Wednesday, May 18, 2011

Media Advisory: Texas Comptroller Susan Combs Denies Exonerated Death Row Inmate Clarence Brandley Compensation for Ten Years of Wrongful Imprisonment on Texas Death Row

Media Advisory
May 17, 2011

Contacts:  Hooman Hedayati
Gloria    Rubac   

Texas Comptroller Susan Combs Denies Clarence Brandley Compensation for Ten Years of Wrongful Imprisonment on Texas Death Row; Texas Continues Its Denial to Innocent Men

A press conference will be held by Clarence Brandley and his supporters at 4:00 PM Wednesday, May 18, 2011, at the S.H.A.P.E. Center Harambee Building, 3903 Almeda, 77004 to denounce Texas’ denial of compensation for the ten years he wrongfully spent on death row.

In a letter dated May 12, 2011, the Texas Comptroller’s office sent a letter informing Clarence Brandley, who spent almost ten years on death row for a crime he did not commit, that his claim for compensation did not meet the actual innocence requirement of the Texas Code, Section 103.051(b-1).
Brandley was wrongfully convicted and sent to death row in 1981.  It wasn’t until 1987 that Special State District Judge Perry Pickett ruled after an evidentiary hearing in Galveston County that Brandley should be released or retried because “The litany of events graphically described by the witnesses, some of it chilling and shocking, leads me to the conclusion the pervasive shadow of darkness has obscured the light of fundamental decency and human rights.”

Brandley was finally released in 1990 (read bio).

Brandley‘s supporters, led by his brother Rev. Ozell Brandley, are planning a course of action to hold Texas accountable for its wrongful convictions, whether done because of prosecutorial misconduct by officials withholding exculpatory evidence or faulty eye witness identification.  

“This is a righteous cause to bring justice and have it work the way it is supposed to work. We will hold those public officials accountable for their actions of refusing compensation for those who were wrongfully imprisoned.  Their careers should be over if they cannot dispense justice. My brother Clarence and the families of the wrongfully convicted and well as the victims’ families deserve more. Clarence and my family have paid a high price for their injustice.” 

Representatives of civil rights and community organizations, including Witness to innocence, the National Black United Front, the Texas Death Penalty Abolition Movement, and others will be present Wednesday in support of Brandley’s claim for compensation.
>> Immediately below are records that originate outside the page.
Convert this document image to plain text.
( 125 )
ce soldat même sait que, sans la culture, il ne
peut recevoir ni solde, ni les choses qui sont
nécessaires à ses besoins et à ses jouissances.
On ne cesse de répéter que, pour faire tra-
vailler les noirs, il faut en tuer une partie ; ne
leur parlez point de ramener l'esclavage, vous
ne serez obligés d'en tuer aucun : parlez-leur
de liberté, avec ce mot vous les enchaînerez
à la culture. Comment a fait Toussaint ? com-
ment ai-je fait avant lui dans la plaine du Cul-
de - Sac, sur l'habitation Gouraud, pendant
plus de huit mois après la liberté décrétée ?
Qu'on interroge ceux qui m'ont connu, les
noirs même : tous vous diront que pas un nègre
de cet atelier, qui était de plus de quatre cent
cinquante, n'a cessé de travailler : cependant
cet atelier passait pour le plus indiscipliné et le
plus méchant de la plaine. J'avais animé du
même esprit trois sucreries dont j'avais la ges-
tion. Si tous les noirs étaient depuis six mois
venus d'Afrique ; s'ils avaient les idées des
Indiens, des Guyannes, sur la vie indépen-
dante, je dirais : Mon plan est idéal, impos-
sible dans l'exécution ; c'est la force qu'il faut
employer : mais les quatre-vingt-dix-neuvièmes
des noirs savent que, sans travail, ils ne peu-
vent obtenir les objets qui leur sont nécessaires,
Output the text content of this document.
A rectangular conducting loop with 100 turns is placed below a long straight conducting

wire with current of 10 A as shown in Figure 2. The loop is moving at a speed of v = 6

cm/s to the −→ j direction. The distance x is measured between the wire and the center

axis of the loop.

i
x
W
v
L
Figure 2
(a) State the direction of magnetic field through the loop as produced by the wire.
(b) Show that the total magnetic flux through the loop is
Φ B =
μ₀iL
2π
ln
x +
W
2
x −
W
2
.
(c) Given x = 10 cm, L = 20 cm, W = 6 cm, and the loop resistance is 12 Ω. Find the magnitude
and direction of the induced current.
A Spanish speaker will also make a statement and be available for interviews in Spanish.


T said...

Hi I've been reading this blog and I'm loving it. My boyfriend is on the TX death row.. He's been there for 9 years now. He was charged based on hearsay evidence that was considered admissible due to "dna evidence" against him. Knowing that his DNA was in no way at the crime scene, he demanded that the DNA be retested. It came back negative. You would think it would be enough to exonerate a men, but alas.

Chris Christie said...

Stories like Clarence Brandley really have to make you question the death penalty. In my opinion, the death penalty should only be used in cases where there is DNA proof that the person committed the crime.